But Mr McGrath said the deficit remains high and that future generations will have to be considered in spending plans.
“I very much welcome the really significant improvements in the projected deficit for this year – a change of seven billion euro in a short number of months is quite dramatic,” he said.
“The deficit as forecast now, the White Paper, is just over 13 billion versus a figure of over 20 billion euro in the summer economic statement.”
He told RTÉ’s The Week In Politics: “I would make the overall point that there is a lot of uncertainty; the easiest thing for (Finance) Minister (Paschal) Donohoe and I to do would be to say we’re now going to go on to splurge, or we’re going to spend that improved deficit outturn.
“But it’s still a deficit of over 13 billion euro. If we can reduce the deficit faster and faster, and add less money to the national debt, that’s not a bad thing.
“We have to think of our children, we have to think of our future generations.”
Mr McGrath has signalled that the focus of the Budget will be on addressing the rising cost-of-living pressures, as well as housing, childcare and climate action.
Social welfare recipients are in line for an increase of at least five euro across the board.
Mr McGrath said: “There are lots of demands and lots of challenges, right across the system, and we do acknowledge that people on core weekly social welfare rates haven’t benefited from an increase in their weekly rate in the last couple of budgets.”
He added: “We’ll see on Tuesday what progress that we can make. We are very conscious that there are really pressing cost-of-living pressures facing people at this time.
“We will do all that we can as a Government to bring forward an overall package that seeks to support people and improve living standards.
“This really is about working towards economic and social recovery.
“The economic recovery is well under way, but a lot of services came under real pressure over the last 18 months in disability care, mental health, and in a range of other areas.
“So we do want to make substantial progress in all of those areas too.”
But despite energy prices soaring over the last 12 months, the minister said an increase to the carbon tax would go ahead as planned.
He said: “The Oireachtas legislated last year for the increases in the carbon tax, out to 2030, so they will proceed.
“But they don’t all happen immediately on Budget night; in relation to home heating oil, for example, and solid fuel changes, there are no changes there until May of next year.” “Obviously we’re faced with a new set of challenges now, which we hope will be temporary, we can’t predict what international energy prices, how they will develop over the period ahead” he added.

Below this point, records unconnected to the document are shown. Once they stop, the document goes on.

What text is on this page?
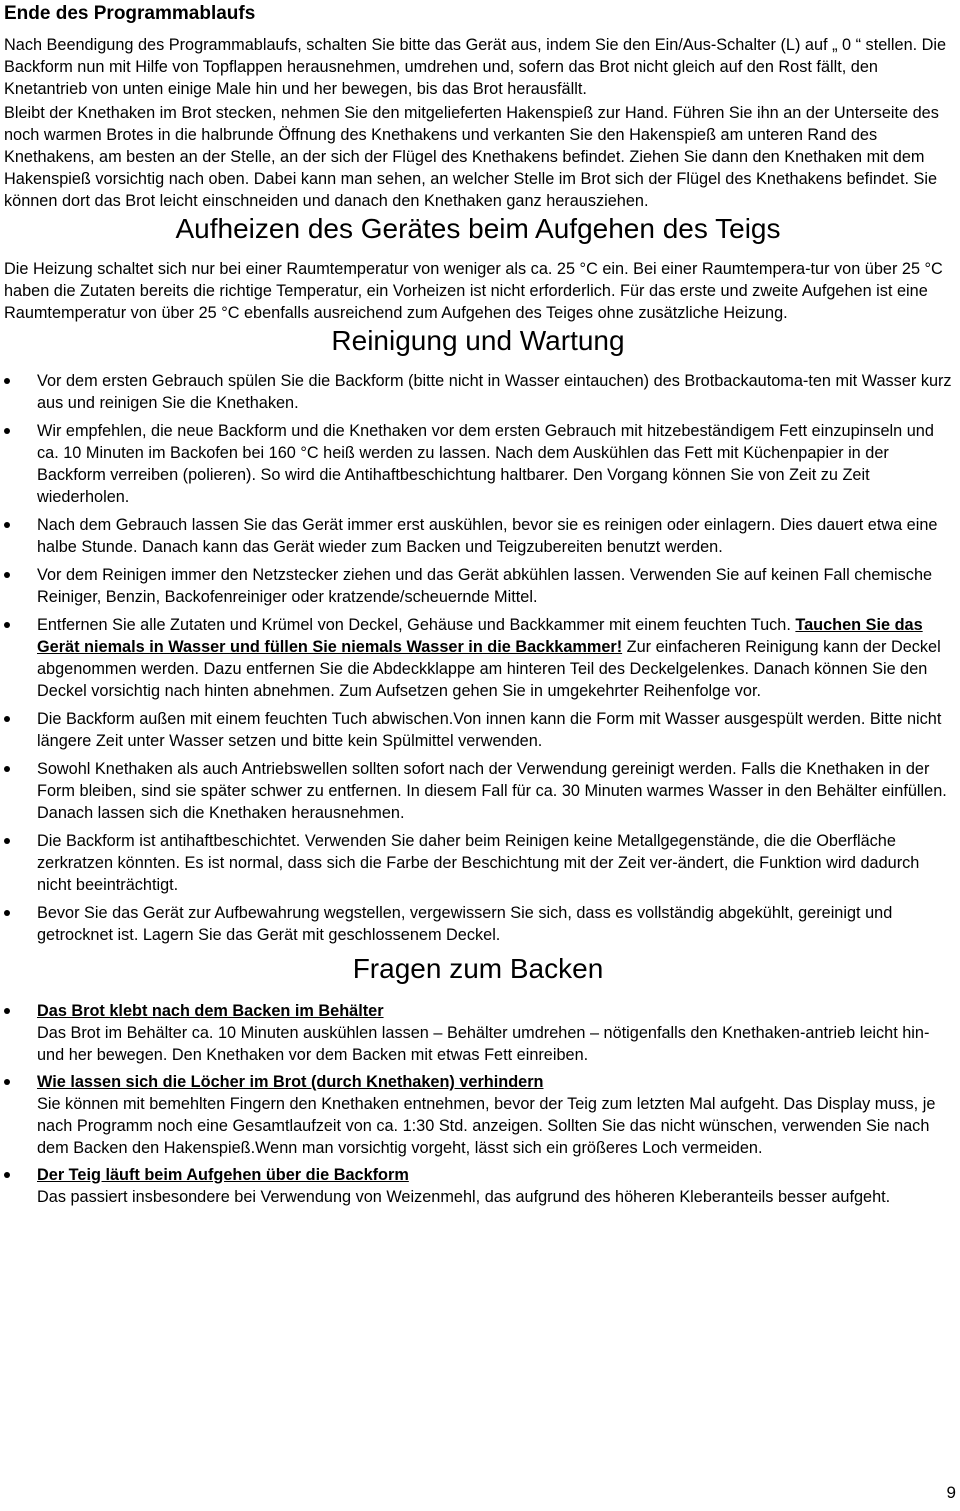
Ende des Programmablaufs

Nach Beendigung des Programmablaufs, schalten Sie bitte das Gerät aus, indem Sie den Ein/Aus-Schalter (L) auf „ 0 “ stellen. Die Backform nun mit Hilfe von Topflappen herausnehmen, umdrehen und, sofern das Brot nicht gleich auf den Rost fällt, den Knetantrieb von unten einige Male hin und her bewegen, bis das Brot herausfällt.

Bleibt der Knethaken im Brot stecken, nehmen Sie den mitgelieferten Hakenspieß zur Hand. Führen Sie ihn an der Unterseite des noch warmen Brotes in die halbrunde Öffnung des Knethakens und verkanten Sie den Hakenspieß am unteren Rand des Knethakens, am besten an der Stelle, an der sich der Flügel des Knethakens befindet. Ziehen Sie dann den Knethaken mit dem Hakenspieß vorsichtig nach oben. Dabei kann man sehen, an welcher Stelle im Brot sich der Flügel des Knethakens befindet. Sie können dort das Brot leicht einschneiden und danach den Knethaken ganz herausziehen.

Aufheizen des Gerätes beim Aufgehen des Teigs

Die Heizung schaltet sich nur bei einer Raumtemperatur von weniger als ca. 25 °C ein. Bei einer Raumtempera-tur von über 25 °C haben die Zutaten bereits die richtige Temperatur, ein Vorheizen ist nicht erforderlich. Für das erste und zweite Aufgehen ist eine Raumtemperatur von über 25 °C ebenfalls ausreichend zum Aufgehen des Teiges ohne zusätzliche Heizung.

Reinigung und Wartung
Vor dem ersten Gebrauch spülen Sie die Backform (bitte nicht in Wasser eintauchen) des Brotbackautoma-ten mit Wasser kurz aus und reinigen Sie die Knethaken.
Wir empfehlen, die neue Backform und die Knethaken vor dem ersten Gebrauch mit hitzebeständigem Fett einzupinseln und ca. 10 Minuten im Backofen bei 160 °C heiß werden zu lassen. Nach dem Auskühlen das Fett mit Küchenpapier in der Backform verreiben (polieren). So wird die Antihaftbeschichtung haltbarer. Den Vorgang können Sie von Zeit zu Zeit wiederholen.
Nach dem Gebrauch lassen Sie das Gerät immer erst auskühlen, bevor sie es reinigen oder einlagern. Dies dauert etwa eine halbe Stunde. Danach kann das Gerät wieder zum Backen und Teigzubereiten benutzt werden.
Vor dem Reinigen immer den Netzstecker ziehen und das Gerät abkühlen lassen. Verwenden Sie auf keinen Fall chemische Reiniger, Benzin, Backofenreiniger oder kratzende/scheuernde Mittel.
Entfernen Sie alle Zutaten und Krümel von Deckel, Gehäuse und Backkammer mit einem feuchten Tuch. Tauchen Sie das Gerät niemals in Wasser und füllen Sie niemals Wasser in die Backkammer! Zur einfacheren Reinigung kann der Deckel abgenommen werden. Dazu entfernen Sie die Abdeckklappe am hinteren Teil des Deckelgelenkes. Danach können Sie den Deckel vorsichtig nach hinten abnehmen. Zum Aufsetzen gehen Sie in umgekehrter Reihenfolge vor.
Die Backform außen mit einem feuchten Tuch abwischen.Von innen kann die Form mit Wasser ausgespült werden. Bitte nicht längere Zeit unter Wasser setzen und bitte kein Spülmittel verwenden.
Sowohl Knethaken als auch Antriebswellen sollten sofort nach der Verwendung gereinigt werden. Falls die Knethaken in der Form bleiben, sind sie später schwer zu entfernen. In diesem Fall für ca. 30 Minuten warmes Wasser in den Behälter einfüllen. Danach lassen sich die Knethaken herausnehmen.
Die Backform ist antihaftbeschichtet. Verwenden Sie daher beim Reinigen keine Metallgegenstände, die die Oberfläche zerkratzen könnten. Es ist normal, dass sich die Farbe der Beschichtung mit der Zeit ver-ändert, die Funktion wird dadurch nicht beeinträchtigt.
Bevor Sie das Gerät zur Aufbewahrung wegstellen, vergewissern Sie sich, dass es vollständig abgekühlt, gereinigt und getrocknet ist. Lagern Sie das Gerät mit geschlossenem Deckel.
Fragen zum Backen
Das Brot klebt nach dem Backen im Behälter
Das Brot im Behälter ca. 10 Minuten auskühlen lassen – Behälter umdrehen – nötigenfalls den Knethaken-antrieb leicht hin- und her bewegen. Den Knethaken vor dem Backen mit etwas Fett einreiben.
Wie lassen sich die Löcher im Brot (durch Knethaken) verhindern
Sie können mit bemehlten Fingern den Knethaken entnehmen, bevor der Teig zum letzten Mal aufgeht. Das Display muss, je nach Programm noch eine Gesamtlaufzeit von ca. 1:30 Std. anzeigen. Sollten Sie das nicht wünschen, verwenden Sie nach dem Backen den Hakenspieß.Wenn man vorsichtig vorgeht, lässt sich ein größeres Loch vermeiden.
Der Teig läuft beim Aufgehen über die Backform
Das passiert insbesondere bei Verwendung von Weizenmehl, das aufgrund des höheren Kleberanteils besser aufgeht.
9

“But we will have, I believe, a very comprehensive package to support people to get through what we hope will be a temporary period of escalating prices.”
But Sinn Fein’s public expenditure spokeswoman Mairead Farrell said the consensus on carbon tax is changing, and that families will be unable to cope with the increases.
She said: “The whole point of the carbon tax, obviously, is to shift households away from carbon consumption.
“But at this very moment in time, we know, first of all, that there’s very few alternatives for households and, second of all, we also know that there’s huge costs, there’s rising costs in terms of energy costs for households.
“We even know that they’re projecting that will be an increase of 500 euro for over a period of 12 months. Families can’t pay that.”